What other features do these plots indicate? _(Think about assumptions for linear regression)_
### New variables
Let's create a new variable `Elite` by binning the `Top10perc` variable. We are going to divide universities into two groups based on whether or not the proportion of students coming from the top 10% of their high school classes exceeds 50 %. We will use the library `dplyr` to illustrate some of the possible transformations and the idea of pipes (`%>%`), which are quite powerful once you get the hang of them!
For students who are unfamiliar with `dplyr`, read this [intro](https://cran.r-project.org/web/packages/dplyr/vignettes/dplyr.html) first.
```{r}
library(dplyr)
College = College %>%
mutate(Elite = factor(Top10perc > 50)) %>%
mutate(Elite =
recode(Elite, 'TRUE' = "Yes", 'FALSE'="No"))
```
_What is the above doing?_ Document the code here.
Compare to the base `R` code:
```{r, evaluate=FALSE}
Elite=rep("No",nrow(College))
Elite[College$Top10perc >50]="Yes"
Elite=as.factor(Elite)
college=data.frame(College ,Elite)
```
_How many Elite universities are there?_
```{r}
summary(College$Elite)
```
### Side by Side Boxplots
Let's plot the variable `Outstate` versus `Elite` using side-by-side boxplots. Using `base R` we would enter
```{r, fig.width=6}
boxplot(Outstate ~ Elite, data=College,
ylab="Outstate", xlab="Elite")
title("Distribution of Out of State Tuition")
```
Now for the `ggplot` version:
```{r, fig.width=6}
library(ggplot2)
my.bp <<-ggplot(data=College, aes(y= Outstate, x=Elite)) # Creates boxplots
my.bp <- my.bp + geom_boxplot() # Adds color
my.bp <- my.bp + ggtitle("Distribution of Out of State Tuition") # Adds a title
my.bp <- my.bp + ylab("Outstate") + xlab("Elite") # Adds lables for axes
my.bp # displays the boxplots
```
### Conditional Plots
Let's look at the distribution of Out of state tuition versus Elite status for Private versun Public universities using _conditional plots_
```{r, fig.width=8}
coplot(Outstate ~ Elite | Private, data=College)
```
## ggplot conditional plot
```{r, fig.width=6, echo=TRUE}
library(ggplot2)
ggplot(College, aes(x = Elite, y = Outstate,
group = Private,
color = Private)) +
geom_point() + facet_grid(.~Private) + ggtitle("Distribution of Out of State Tuition")
```
## Next Steps
Update this document and explore the other variables thinking about the objective of predicting `Apps`. Document what you discover thinking about models to predict `Apps`.
## Fit a linear model
Use the `lm` function as described in class to fit a linear model with `Apps` as the response variable and add one of the predictors in place of `XXX` below.
```{r}
# add lm code here
#
# mymodel = lm(Apps ~ XXX, data=College)
```
For the fitted model, produce diagnostic plots
```{r}
# add diagnostic plots here
# plot(mymodel)
```
Discuss whether the model seems appropriate in terms of assumptions.
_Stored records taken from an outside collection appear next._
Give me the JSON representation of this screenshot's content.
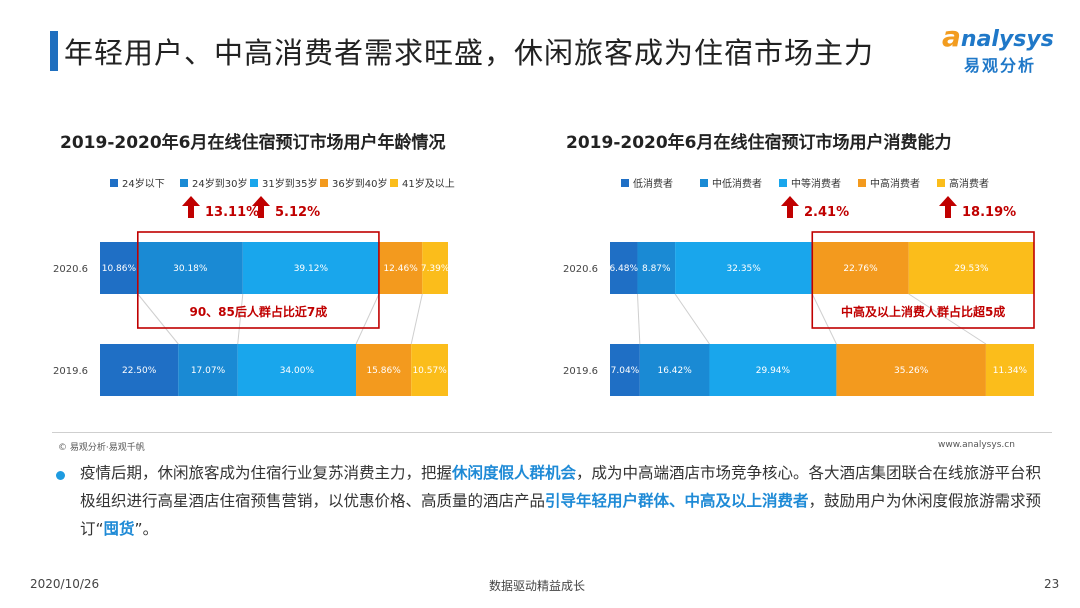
{
  "page": {
    "title": "年轻用户、中高消费者需求旺盛，休闲旅客成为住宿市场主力",
    "logo_en_initial": "a",
    "logo_en_rest": "nalysys",
    "logo_cn": "易观分析",
    "source": "© 易观分析·易观千帆",
    "site": "www.analysys.cn",
    "footer_date": "2020/10/26",
    "footer_center": "数据驱动精益成长",
    "footer_page": "23"
  },
  "paragraph": [
    {
      "text": "疫情后期，休闲旅客成为住宿行业复苏消费主力，把握",
      "hl": false
    },
    {
      "text": "休闲度假人群机会",
      "hl": true
    },
    {
      "text": "，成为中高端酒店市场竞争核心。各大酒店集团联合在线旅游平台积极组织进行高星酒店住宿预售营销，以优惠价格、高质量的酒店产品",
      "hl": false
    },
    {
      "text": "引导年轻用户群体、中高及以上消费者",
      "hl": true
    },
    {
      "text": "，鼓励用户为休闲度假旅游需求预订“",
      "hl": false
    },
    {
      "text": "囤货",
      "hl": true
    },
    {
      "text": "”。",
      "hl": false
    }
  ],
  "chart_data": [
    {
      "type": "bar",
      "orientation": "horizontal-stacked-100",
      "title": "2019-2020年6月在线住宿预订市场用户年龄情况",
      "categories": [
        "2020.6",
        "2019.6"
      ],
      "series": [
        {
          "name": "24岁以下",
          "color": "#1f6fc5",
          "values": [
            10.86,
            22.5
          ],
          "labels": [
            "10.86%",
            "22.50%"
          ]
        },
        {
          "name": "24岁到30岁",
          "color": "#1a8ad4",
          "values": [
            30.18,
            17.07
          ],
          "labels": [
            "30.18%",
            "17.07%"
          ]
        },
        {
          "name": "31岁到35岁",
          "color": "#19a6ec",
          "values": [
            39.12,
            34.0
          ],
          "labels": [
            "39.12%",
            "34.00%"
          ]
        },
        {
          "name": "36岁到40岁",
          "color": "#f39a1e",
          "values": [
            12.46,
            15.86
          ],
          "labels": [
            "12.46%",
            "15.86%"
          ]
        },
        {
          "name": "41岁及以上",
          "color": "#fbbd1b",
          "values": [
            7.39,
            10.57
          ],
          "labels": [
            "7.39%",
            "10.57%"
          ]
        }
      ],
      "growth_annotations": [
        {
          "series_index": 1,
          "text": "13.11%"
        },
        {
          "series_index": 2,
          "text": "5.12%"
        }
      ],
      "highlight": {
        "series_from": 1,
        "series_to": 2,
        "text": "90、85后人群占比近7成"
      },
      "legend": "top"
    },
    {
      "type": "bar",
      "orientation": "horizontal-stacked-100",
      "title": "2019-2020年6月在线住宿预订市场用户消费能力",
      "categories": [
        "2020.6",
        "2019.6"
      ],
      "series": [
        {
          "name": "低消费者",
          "color": "#1f6fc5",
          "values": [
            6.48,
            7.04
          ],
          "labels": [
            "6.48%",
            "7.04%"
          ]
        },
        {
          "name": "中低消费者",
          "color": "#1a8ad4",
          "values": [
            8.87,
            16.42
          ],
          "labels": [
            "8.87%",
            "16.42%"
          ]
        },
        {
          "name": "中等消费者",
          "color": "#19a6ec",
          "values": [
            32.35,
            29.94
          ],
          "labels": [
            "32.35%",
            "29.94%"
          ]
        },
        {
          "name": "中高消费者",
          "color": "#f39a1e",
          "values": [
            22.76,
            35.26
          ],
          "labels": [
            "22.76%",
            "35.26%"
          ]
        },
        {
          "name": "高消费者",
          "color": "#fbbd1b",
          "values": [
            29.53,
            11.34
          ],
          "labels": [
            "29.53%",
            "11.34%"
          ]
        }
      ],
      "growth_annotations": [
        {
          "series_index": 2,
          "text": "2.41%"
        },
        {
          "series_index": 4,
          "text": "18.19%"
        }
      ],
      "highlight": {
        "series_from": 3,
        "series_to": 4,
        "text": "中高及以上消费人群占比超5成"
      },
      "legend": "top"
    }
  ]
}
## Updating your work on GitHub
In the upper right you should see a tab labeled `Git`. Click on that to see a list of files that have been added/changed.
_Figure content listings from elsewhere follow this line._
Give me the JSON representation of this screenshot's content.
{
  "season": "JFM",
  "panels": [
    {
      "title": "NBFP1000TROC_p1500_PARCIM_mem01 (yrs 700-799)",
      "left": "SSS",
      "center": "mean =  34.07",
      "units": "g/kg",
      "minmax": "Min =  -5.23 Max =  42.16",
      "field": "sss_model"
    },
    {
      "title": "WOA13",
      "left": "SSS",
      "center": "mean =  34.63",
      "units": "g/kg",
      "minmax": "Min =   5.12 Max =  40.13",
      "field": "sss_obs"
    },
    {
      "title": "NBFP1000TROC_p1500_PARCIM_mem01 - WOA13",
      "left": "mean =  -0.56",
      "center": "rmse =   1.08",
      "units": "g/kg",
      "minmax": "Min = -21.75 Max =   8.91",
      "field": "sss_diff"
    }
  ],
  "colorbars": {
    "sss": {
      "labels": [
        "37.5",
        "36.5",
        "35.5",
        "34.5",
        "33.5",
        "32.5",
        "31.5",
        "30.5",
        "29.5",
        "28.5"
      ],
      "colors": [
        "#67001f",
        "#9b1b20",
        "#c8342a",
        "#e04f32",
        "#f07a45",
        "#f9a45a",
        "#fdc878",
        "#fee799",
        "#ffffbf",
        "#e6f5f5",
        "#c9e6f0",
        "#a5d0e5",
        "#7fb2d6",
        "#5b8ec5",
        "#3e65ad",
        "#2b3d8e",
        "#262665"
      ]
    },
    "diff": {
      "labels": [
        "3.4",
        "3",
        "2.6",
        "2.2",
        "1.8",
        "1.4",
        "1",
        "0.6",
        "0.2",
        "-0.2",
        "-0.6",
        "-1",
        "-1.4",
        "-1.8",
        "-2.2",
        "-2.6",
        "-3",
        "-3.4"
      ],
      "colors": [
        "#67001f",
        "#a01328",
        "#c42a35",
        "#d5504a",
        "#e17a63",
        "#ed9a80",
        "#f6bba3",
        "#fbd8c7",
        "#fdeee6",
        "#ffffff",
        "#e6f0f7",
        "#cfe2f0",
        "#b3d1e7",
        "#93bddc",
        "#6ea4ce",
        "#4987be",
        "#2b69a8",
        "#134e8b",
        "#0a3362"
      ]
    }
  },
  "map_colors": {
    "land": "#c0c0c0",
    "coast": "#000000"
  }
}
To save changes to github, check the box of any file to add/update. Then click on the `Commit` link (just above path). In the pop-up window add a Commit message (something meaningful that identifies the changes made). When done, click on Commit to save the changes. Click on the Green Up arrow to `push` your changes to Github.
Note: Update 8/29/2019 we are still waiting on the github classroom permissions, so you will not be able to push your changes to the class organization site.